"Oh, Laurie, you will be kind to me," she said at last. "I can never do it all alone. You must help—oh, my dear, I have needed you so."
"It will be right. You know that it is right," I whispered.
"You must find the way, then, dear— I have thought so long that it was wrong to tell you that even now I can't tell what is right. Only—God doesn't let some things be unless He means them—but I can't see the way. You must find it now, for her and us too."
What feeling I had of another presence I do not know; but half uneasily I turned. Between the curtains of the doorway stood Mrs. Tabor, her hands raised above her head gripped the curtains as if for support, so that she seemed rather to hang there than to stand; her eyes looked through and beyond us vacantly, and the pretty old-young face was twisted like a tragic mask. Then the curtains dropped before her, and from the hall came the gasp of a stifling sob.
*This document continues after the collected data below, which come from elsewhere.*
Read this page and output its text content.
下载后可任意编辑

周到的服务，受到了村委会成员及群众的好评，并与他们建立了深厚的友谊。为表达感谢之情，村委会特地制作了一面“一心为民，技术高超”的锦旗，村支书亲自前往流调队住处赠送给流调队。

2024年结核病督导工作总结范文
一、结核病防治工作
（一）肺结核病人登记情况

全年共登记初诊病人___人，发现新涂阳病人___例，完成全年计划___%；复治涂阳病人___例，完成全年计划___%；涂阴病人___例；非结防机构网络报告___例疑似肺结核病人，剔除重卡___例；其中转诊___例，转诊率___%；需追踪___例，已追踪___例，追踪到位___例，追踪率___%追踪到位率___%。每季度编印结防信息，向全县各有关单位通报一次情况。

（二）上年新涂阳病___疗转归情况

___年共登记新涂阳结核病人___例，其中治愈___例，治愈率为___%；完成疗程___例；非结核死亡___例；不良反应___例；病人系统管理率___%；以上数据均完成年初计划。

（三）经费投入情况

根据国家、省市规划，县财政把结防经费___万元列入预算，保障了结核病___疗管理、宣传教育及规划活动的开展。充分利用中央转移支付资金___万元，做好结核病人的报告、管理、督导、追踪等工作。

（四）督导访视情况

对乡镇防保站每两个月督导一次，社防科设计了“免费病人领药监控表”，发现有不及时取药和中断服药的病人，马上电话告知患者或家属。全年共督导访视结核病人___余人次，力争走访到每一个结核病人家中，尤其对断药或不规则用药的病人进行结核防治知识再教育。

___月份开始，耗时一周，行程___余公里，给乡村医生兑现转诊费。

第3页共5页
Lady was out of my arms and away as if I had not been there. Her cool voice pleaded for a moment with the rising hysteria without. Then all sound died, and I was left utterly alone; the silence of the great room about me, and before my mind the world of reality and the battle still to fight.
CHAPTER XXIII
I STAND BETWEEN TWO WORLDS
After a few empty minutes, I went quietly out of the house, and at the end of the drive paused to look back over the sunlit lawn with its bright flower-beds and heavy trees. My work was plain enough before me now; I saw what I had to do, and the only question was my method of approach. The impossibility of it somehow did not interest me. I did not want to think the situation over, but merely to decide at what point I should first take hold upon it; and I was eager to begin. As I stood there, I saw Doctor Reid, in loose flannels and with a tennis racket in his hand, come in the side gate and walk jerkily toward the garage in the rear. Here was one thing to be done at least, and I might as well attend to it while I was on the ground.
His springy step was on the stairs as I entered the building after him, and I overtook him at the top, shuffling from one foot to the other before an oaken door, while he hunted through his pockets for the key. He turned sharply at the sound of my coming.
"What are you doing here?" was his greeting.